For Intel MPI Library: Run your application with the -mps option. For example:
$ mpirun -mps -n N ./myApp
This example creates a directory called stat_<date>-<time> and a file called stat-N.bin where N is the process number. Each rank creates a separate file. If you collect hardware metrics, the _mps_<date>-<time> directory is also created.
For other MPI implementations: Run your application with the mpsrun.sh script. For example:
$ mpirun -n N mpsrun.sh ./myApp
This example creates a directory called stat_<date> and a file called stat-N.bin where N is the process number. Each rank creates a separate file. If you collect hardware metrics, the _mps_<date> directory is also created.
The mpsrun.sh script only uses date for MPS_STAT_DIR_POSTFIX rather than date and time because the time is different for different processes. You can change the directory name generation by modifying mpsrun.sh.

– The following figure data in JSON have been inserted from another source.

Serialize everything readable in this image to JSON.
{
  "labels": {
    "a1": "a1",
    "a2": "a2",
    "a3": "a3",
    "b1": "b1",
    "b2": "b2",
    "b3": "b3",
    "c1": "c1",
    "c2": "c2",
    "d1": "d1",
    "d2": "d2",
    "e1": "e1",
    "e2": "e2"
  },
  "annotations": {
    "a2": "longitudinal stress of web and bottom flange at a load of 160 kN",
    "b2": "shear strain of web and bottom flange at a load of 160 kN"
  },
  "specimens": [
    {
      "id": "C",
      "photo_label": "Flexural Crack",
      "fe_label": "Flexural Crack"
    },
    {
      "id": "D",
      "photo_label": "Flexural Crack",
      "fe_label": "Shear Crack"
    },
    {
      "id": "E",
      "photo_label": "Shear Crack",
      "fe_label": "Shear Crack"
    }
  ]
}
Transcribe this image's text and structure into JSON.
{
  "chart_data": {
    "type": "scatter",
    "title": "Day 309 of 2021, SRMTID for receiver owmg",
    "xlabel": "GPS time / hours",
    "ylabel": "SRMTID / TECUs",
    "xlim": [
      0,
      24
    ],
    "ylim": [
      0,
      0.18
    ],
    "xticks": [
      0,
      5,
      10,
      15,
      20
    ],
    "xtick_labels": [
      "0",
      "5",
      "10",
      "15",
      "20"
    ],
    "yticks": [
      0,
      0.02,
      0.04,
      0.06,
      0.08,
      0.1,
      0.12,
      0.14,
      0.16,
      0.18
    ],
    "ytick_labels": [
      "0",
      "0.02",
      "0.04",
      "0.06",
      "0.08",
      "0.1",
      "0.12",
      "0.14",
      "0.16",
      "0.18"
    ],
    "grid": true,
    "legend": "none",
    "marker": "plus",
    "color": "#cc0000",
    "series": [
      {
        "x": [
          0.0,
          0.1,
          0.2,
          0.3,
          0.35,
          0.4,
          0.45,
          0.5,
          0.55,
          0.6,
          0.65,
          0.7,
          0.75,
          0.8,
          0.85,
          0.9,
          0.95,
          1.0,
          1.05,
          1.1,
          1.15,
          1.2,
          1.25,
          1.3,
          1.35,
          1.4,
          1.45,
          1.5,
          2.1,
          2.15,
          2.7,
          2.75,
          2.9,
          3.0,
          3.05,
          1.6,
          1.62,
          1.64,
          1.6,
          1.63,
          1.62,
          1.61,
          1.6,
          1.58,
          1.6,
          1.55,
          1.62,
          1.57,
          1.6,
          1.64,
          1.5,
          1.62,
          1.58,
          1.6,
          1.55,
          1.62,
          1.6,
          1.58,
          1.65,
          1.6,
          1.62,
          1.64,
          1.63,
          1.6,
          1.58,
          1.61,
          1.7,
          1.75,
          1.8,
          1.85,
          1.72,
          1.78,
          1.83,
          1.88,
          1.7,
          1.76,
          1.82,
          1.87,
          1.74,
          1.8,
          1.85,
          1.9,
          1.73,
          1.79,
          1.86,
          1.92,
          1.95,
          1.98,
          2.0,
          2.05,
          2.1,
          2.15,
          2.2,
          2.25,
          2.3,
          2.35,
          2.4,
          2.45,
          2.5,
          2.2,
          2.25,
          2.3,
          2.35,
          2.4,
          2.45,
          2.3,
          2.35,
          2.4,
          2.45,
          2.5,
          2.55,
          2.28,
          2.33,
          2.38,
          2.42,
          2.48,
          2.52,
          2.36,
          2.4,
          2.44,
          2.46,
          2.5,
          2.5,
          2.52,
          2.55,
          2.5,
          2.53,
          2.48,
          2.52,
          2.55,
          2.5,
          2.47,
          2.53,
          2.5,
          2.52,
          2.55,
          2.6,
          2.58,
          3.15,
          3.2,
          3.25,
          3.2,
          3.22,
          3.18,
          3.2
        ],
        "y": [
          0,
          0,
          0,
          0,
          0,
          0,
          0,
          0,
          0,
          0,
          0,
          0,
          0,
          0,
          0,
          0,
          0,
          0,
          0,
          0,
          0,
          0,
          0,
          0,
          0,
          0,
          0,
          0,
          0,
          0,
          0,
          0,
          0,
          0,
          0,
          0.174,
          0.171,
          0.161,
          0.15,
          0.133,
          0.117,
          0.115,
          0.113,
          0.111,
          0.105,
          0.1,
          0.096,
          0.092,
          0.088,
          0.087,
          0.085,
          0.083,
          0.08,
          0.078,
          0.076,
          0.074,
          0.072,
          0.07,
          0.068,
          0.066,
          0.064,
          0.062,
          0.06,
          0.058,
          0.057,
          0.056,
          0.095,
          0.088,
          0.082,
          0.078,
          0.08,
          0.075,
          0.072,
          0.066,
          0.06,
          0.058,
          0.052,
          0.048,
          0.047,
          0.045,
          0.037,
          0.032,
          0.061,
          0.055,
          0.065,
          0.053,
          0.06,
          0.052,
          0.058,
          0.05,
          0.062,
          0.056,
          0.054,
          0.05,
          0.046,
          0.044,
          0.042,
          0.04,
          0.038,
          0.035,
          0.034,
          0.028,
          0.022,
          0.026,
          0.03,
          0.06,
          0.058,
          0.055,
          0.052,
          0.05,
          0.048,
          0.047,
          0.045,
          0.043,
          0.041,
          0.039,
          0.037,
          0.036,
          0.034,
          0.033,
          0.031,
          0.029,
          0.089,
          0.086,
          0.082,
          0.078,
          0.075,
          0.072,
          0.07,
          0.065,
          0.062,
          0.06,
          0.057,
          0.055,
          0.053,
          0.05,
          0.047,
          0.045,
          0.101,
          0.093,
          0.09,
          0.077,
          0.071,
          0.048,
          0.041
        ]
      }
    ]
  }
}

Review the collected data by running MPI Performance Snapshot in the command line. Provide the result with the directory name, a file name (for example, stat-12.bin) and MPI Performance Snapshot will find all files in the appropriate format in the same directory, or with a period (.) and MPI Performance Snapshot will look for all stat-N.bin files on the system. The examples below all point to a specific directory name.
To get MPI function times:
$ mps -t stat_DATE-TIME _mps_DATE-TIME
To get the communication pattern:
$ mps -c stat_DATE-TIME _mps_DATE-TIME
To get details:
$ mps -t -D stat_DATE-TIME _mps_DATE-TIME
Generate the HTML summary report (mps_report.html) and analyze the data. For example:
$ mps -s -g stat_<DATE-TIME> _mps_<DATE-TIME>
Determine appropriate next steps based on result analysis. Common next steps may include communication tuning with the mpitune utility or using another performance analysis tool for more detailed information, such as Intel Trace Analyzer and Collector or Intel VTune Amplifier. A detailed tutorial is available from https://software.intel.com/en-us/itac-vtune-mpi-openmp-tutorial-lin.
Recommended compilers: Intel® C/C++ or Fortran Compiler (other compilers can be used, but information about OpenMP* regions is only available from the Intel OpenMP library)
Intel® MPI library version 2017 or later. Other MPICH-based MPI implementations can be used, but information about internal MPI imbalance is only available from the Intel MPI library. There is no support for OpenMPI.
MPI Performance Snapshot only works with applications dynamically linked with MPI.
Hardware metrics are collected via Application Performance Snapshot. Restrictions apply.